EVs will make up 47 percent of new car sales in Europe and the U.S. in 2030, according to UBS, not the 53 percent the bank’s analysts had forecast previously. Growth in sales will be a modest 10 to 15 percent annually, the analysts said.

EV sales in Europe will settle at 2.1 million this year, 3.0 million in 2024, 4.8 million in 2025, and 9.3 million in 2030, according to researchers at Jefferies.

Schmidt Automotive Research said EVs in Britain, France, Germany, Italy, and Spain will account for 15.7 percent of the market in 2023, 16.5 percent in 2024, 20 percent in 2025, and will zoom to 9.2 million vehicles, or 65 percent of the market, in 2030. 

TRENDPOST: In articles such as “Electric Vehicles to Kill Gas-Powered Cars? Don’t Bet on It” (19 Jul 2017), we have correctly predicted for years that EVs will not sweep the market anywhere near as rapidly as their enthusiasts have predicted.

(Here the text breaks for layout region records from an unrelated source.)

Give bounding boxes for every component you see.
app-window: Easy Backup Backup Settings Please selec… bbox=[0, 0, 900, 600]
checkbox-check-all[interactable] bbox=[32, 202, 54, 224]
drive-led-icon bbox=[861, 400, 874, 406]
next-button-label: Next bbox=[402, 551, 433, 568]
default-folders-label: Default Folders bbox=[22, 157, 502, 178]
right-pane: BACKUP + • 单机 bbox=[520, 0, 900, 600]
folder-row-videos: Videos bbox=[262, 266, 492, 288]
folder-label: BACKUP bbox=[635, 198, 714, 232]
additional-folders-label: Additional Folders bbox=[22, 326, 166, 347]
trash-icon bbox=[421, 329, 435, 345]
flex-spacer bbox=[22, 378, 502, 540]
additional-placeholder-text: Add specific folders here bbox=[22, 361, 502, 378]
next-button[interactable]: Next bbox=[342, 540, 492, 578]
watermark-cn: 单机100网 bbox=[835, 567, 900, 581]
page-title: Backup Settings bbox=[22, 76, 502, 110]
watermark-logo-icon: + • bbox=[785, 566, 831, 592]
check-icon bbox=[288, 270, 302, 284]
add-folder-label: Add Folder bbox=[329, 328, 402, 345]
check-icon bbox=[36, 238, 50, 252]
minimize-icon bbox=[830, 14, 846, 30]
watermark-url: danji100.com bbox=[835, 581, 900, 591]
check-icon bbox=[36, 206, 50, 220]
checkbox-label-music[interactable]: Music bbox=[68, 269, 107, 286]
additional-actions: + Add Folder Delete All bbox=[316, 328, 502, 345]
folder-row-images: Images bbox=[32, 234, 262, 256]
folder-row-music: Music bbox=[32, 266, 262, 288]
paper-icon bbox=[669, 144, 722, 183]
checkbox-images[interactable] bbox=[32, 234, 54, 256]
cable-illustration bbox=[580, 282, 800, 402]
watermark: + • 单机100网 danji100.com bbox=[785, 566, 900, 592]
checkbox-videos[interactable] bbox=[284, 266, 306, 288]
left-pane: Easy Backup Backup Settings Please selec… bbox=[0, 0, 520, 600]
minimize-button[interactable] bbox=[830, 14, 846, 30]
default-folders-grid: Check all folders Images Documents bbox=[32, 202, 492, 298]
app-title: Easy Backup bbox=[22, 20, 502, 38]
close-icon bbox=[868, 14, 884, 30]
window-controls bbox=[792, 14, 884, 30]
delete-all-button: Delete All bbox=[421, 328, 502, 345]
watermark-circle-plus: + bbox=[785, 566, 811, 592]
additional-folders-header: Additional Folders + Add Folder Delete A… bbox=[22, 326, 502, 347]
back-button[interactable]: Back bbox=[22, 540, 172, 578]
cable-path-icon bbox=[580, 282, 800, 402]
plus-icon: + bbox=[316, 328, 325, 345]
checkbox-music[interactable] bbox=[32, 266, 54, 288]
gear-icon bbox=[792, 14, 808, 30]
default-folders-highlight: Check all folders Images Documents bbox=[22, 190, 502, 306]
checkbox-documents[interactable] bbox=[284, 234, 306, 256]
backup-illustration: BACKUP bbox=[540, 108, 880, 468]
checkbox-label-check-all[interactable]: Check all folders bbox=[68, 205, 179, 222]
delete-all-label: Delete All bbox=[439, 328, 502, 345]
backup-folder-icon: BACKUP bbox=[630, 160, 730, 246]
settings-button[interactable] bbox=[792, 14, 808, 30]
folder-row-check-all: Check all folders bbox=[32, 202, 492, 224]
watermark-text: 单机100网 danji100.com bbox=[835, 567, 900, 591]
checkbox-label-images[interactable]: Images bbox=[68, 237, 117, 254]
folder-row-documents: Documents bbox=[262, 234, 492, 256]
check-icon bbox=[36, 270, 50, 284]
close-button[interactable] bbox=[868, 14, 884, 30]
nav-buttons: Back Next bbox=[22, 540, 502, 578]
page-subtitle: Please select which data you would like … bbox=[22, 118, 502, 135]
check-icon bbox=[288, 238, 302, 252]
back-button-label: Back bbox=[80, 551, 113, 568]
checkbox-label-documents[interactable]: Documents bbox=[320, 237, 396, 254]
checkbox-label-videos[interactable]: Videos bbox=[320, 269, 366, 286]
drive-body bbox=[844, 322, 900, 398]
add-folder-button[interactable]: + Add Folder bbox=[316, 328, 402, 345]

EVs have bumped into economic realities.

Battery technologies have added range to EVs but charging infrastructure remains limited, giving potential buyers concerns about ease of recharging on the fly. A significant number of recharging kiosks are not working at any given time. EVs’ sticker prices remain prohibitively high for typical households, due to large amounts of pricey metals they contain and still-limited production. 

Also, there have been rare but well-publicized incidents of EVs catching fire. (Tesla says its cars combust far less often than gas-powered vehicles.)

TREND FORECAST: EV adoption will remain in its slump until interest rates begin to fall and the global economy stabilizes, a combination that will occur no earlier, and probably later, than mid-2024.